Asosiasi Pengusaha Indonesia (Apindo) menolak diterbitkannya Peraturan Pemerintah (PP) Nomor 21 Tahun 2024 tentang perubahan atas Peraturan Pemerintah (PP) Nomor 25 Tahun 2020 tentang Tabungan Perumahan Rakyat (Tapera). Para pengusaha menilai kebijakan itu cukup memberatkan pekerja dan pemberi kerja.
Wijatmoko Rah Trisno, Ketua Dewan Pimpinan Provinsi Apindo Riau mendesak pemerintah melakukan pertimbangan kembali sebelum menerapkan aturan itu dan melakukan pemotongan upah pekerja. Dia menilai aturan tersebut sebenarnya tidak dibutuhkan lagi lantaran masih ada sumber pendanaan lain untuk memenuhi kebutuhan rumah bagi rakyat.
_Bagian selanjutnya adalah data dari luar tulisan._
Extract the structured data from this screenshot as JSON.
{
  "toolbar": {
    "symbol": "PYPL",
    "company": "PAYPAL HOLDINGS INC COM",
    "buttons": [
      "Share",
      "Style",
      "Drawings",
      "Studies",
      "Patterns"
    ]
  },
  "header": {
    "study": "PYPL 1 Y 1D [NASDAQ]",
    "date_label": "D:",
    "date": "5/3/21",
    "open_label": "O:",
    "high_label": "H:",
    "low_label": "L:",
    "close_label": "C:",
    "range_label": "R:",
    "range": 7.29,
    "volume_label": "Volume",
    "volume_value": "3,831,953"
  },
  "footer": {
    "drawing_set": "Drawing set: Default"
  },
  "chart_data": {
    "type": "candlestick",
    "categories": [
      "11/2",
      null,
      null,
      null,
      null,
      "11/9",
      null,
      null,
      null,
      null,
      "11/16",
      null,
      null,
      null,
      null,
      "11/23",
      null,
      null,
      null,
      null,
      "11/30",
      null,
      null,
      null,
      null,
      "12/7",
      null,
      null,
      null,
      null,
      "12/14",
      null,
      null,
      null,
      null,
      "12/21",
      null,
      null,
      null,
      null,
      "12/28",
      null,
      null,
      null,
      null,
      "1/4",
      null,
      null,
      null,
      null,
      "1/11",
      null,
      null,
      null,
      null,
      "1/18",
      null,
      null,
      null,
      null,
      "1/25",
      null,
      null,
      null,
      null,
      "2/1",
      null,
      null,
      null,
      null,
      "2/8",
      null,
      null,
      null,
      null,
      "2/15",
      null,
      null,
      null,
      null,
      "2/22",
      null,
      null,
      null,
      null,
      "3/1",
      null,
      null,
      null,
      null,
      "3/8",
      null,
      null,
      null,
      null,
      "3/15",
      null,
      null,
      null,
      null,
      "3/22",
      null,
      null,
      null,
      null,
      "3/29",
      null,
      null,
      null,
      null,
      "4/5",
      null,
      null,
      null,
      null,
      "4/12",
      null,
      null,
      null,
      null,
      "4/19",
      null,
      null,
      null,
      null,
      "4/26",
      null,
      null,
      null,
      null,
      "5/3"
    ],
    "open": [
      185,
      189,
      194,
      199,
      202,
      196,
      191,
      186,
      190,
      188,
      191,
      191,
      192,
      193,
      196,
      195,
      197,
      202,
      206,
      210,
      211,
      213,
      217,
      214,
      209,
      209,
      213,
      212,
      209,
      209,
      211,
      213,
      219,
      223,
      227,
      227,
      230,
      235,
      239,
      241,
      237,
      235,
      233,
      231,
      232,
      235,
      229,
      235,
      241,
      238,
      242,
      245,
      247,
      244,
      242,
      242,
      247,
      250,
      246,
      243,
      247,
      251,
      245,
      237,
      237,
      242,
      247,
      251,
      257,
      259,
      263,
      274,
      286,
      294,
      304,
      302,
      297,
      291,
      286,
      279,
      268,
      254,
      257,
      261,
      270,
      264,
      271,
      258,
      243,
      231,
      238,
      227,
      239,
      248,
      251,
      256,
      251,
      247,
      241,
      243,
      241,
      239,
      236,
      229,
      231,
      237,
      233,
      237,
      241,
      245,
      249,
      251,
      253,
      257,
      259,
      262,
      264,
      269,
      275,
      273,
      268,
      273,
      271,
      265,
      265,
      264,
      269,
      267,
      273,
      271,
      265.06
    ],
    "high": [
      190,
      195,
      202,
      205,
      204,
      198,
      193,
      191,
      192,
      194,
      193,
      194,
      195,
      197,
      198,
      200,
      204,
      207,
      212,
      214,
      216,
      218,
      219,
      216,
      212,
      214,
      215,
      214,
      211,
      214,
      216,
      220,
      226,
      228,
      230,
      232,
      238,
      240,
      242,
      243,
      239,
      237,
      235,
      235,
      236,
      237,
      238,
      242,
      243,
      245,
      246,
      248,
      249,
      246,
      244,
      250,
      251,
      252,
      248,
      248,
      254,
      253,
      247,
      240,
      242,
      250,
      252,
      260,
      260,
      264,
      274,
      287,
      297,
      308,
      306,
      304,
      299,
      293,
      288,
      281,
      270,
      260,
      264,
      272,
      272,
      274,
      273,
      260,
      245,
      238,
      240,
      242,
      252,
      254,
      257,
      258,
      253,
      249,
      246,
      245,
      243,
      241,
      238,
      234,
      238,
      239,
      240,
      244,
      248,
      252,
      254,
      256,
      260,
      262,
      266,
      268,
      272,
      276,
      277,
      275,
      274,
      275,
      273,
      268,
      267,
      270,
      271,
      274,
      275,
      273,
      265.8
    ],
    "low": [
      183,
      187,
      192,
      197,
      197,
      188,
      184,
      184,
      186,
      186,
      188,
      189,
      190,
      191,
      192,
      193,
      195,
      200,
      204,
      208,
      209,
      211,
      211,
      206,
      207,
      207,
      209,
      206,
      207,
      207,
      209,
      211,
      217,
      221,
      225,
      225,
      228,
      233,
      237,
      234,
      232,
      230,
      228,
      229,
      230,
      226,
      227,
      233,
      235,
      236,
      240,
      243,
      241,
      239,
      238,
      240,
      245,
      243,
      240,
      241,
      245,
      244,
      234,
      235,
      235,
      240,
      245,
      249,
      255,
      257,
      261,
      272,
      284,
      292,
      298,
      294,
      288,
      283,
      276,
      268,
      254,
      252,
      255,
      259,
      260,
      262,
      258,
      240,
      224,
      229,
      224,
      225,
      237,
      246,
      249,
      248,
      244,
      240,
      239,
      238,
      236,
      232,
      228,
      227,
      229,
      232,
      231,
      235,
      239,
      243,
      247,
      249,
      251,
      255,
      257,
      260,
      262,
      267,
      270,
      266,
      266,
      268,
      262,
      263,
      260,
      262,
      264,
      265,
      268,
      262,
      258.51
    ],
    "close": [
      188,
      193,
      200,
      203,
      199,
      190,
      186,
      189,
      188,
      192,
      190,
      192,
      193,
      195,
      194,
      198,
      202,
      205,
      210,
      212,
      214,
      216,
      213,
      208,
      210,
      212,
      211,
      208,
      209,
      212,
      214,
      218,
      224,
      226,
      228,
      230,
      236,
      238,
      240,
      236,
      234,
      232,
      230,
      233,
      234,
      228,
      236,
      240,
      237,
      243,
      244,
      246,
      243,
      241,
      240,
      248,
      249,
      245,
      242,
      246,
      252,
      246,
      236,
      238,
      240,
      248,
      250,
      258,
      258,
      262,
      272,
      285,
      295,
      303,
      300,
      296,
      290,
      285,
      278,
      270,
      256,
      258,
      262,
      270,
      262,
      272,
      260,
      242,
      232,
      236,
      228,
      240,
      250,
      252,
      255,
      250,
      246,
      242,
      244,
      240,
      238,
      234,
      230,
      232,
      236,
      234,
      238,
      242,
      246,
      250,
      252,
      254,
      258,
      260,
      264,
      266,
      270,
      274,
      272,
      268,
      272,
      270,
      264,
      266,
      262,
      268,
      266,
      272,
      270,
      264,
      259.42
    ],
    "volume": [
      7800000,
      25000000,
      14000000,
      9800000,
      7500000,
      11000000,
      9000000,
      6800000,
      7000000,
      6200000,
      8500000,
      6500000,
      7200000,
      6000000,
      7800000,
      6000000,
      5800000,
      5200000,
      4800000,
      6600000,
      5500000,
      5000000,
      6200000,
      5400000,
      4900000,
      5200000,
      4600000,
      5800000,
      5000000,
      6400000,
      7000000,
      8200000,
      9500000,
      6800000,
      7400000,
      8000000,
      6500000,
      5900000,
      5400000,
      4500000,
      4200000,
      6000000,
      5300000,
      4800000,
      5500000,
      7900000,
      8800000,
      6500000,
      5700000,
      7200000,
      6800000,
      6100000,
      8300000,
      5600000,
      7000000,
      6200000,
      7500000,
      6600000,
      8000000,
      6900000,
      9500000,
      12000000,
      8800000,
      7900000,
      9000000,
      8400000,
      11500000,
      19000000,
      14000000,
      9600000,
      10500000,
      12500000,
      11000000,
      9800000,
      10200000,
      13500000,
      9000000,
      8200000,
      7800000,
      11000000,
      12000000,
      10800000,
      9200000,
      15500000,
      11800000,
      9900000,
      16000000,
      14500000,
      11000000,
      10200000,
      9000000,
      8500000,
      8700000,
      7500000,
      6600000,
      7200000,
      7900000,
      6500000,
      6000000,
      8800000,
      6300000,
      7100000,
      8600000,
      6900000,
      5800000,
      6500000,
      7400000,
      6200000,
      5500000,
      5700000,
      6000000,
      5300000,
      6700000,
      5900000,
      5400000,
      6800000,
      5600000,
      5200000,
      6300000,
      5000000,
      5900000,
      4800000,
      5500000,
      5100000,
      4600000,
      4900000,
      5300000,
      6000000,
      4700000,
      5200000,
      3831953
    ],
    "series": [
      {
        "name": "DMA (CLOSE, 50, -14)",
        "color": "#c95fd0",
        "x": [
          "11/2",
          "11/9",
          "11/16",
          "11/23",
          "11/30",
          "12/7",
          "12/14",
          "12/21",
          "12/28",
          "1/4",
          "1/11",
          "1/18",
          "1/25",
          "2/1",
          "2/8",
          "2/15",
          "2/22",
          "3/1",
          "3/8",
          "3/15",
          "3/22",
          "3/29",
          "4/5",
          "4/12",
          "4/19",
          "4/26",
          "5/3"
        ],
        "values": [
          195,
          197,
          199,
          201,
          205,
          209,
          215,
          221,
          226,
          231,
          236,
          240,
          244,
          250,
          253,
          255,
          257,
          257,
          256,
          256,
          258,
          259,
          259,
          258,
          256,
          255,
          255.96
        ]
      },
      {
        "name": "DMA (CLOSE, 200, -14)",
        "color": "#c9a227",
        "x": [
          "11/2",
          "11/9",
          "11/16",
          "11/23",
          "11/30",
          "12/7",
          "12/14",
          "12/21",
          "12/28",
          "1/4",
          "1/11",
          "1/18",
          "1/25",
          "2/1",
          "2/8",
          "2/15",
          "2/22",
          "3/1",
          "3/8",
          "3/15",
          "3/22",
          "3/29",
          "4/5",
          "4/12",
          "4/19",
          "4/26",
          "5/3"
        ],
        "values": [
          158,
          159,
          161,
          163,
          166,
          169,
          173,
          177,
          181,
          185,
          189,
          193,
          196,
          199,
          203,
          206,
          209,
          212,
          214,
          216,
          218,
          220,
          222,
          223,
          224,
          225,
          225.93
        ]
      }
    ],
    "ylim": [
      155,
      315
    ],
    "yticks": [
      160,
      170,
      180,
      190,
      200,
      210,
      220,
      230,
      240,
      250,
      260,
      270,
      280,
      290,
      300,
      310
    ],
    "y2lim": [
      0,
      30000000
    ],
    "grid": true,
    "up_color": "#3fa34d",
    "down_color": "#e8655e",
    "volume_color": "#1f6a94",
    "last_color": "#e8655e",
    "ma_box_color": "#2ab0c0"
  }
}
BACA JUGA: Jeritan Buruh karena Potongan Gaji 3% untuk Tapera
“Dengan aturan baru ini, akan ada tambahan beban bagi pekerja yaitu potongan upah sebesar 2,5% dan beban tambahan bagi pemberi kerja sebesar 0,5% dari upah. Padahal ini tidak lagi diperlukan karena bisa memanfaatkan sumber pendanaan dari dana BPJS Ketenagakerjaan,” kata Wijatmoko melalui keterangannya, Rabu (29/5/2024).
Menurutnya, selama ini para pekerja yang ingin mendapatkan fasilitas perumahan, bisa menggunakan Manfaat Layanan Tambahan (MLT) dari sumber dana program Jaminan Hari Tua (JHT) untuk empat manfaat. Perinciannya, yaitu pertama, pinjaman kredit pemilikan rumah atau KPR sampai dengan nilai maksimal Rp 500 juta.
BACA JUGA: BP Tapera Buka Suara soal Potongan Gaji Karyawan untuk Tabungan Rumah
Kedua, Pinjaman Uang Muka Perumahan (PUMO) sampai dengan nilai Rp 150 juta. Lalu ketiga, Pinjaman Renovasi Perumahan (PRP) sampai dengan Rp 200 juta.
Terakhir, yaitu adanya Fasilitas Pembiayaan Perumahan Pekerja/Kredit Konstruksi (FPPP/KK). Wijatmoko menyebut hingga kini BPJS Ketenagakerjaan sudah bekerja sama dengan perbankan yang ada di Indonesia untuk mewujudkan fasilitas perumahan bagi para pekerja.
“Kemudian dana MLT yang tersedia sangat besar, sedangkan hingga kini dana yang terbilang besar itu masih sangat sedikit pemanfaatannya terkait pembiayaan perumahan bagi pekerja,” ujarnya.
Wijatmoko menambahkan jika pemerintah tetap ingin menerapkan kebijakan tersebut sebaiknya dimulai dulu dengan dana yang terkumpul dari aparatur sipil negara (ASN) dan TNI-POLRI untuk pemberian manfaat perumahan bagi kelompok tersebut yang memang sejauh ini berada dalam kontrol pemerintah.
“Kemudian apabila hasil evaluasi program itu sudah berjalan dengan bagus pengelolaannya, barulah ke depan dilakukan kajian untuk memperluas cakupannya di sektor swasta,” tuturnya.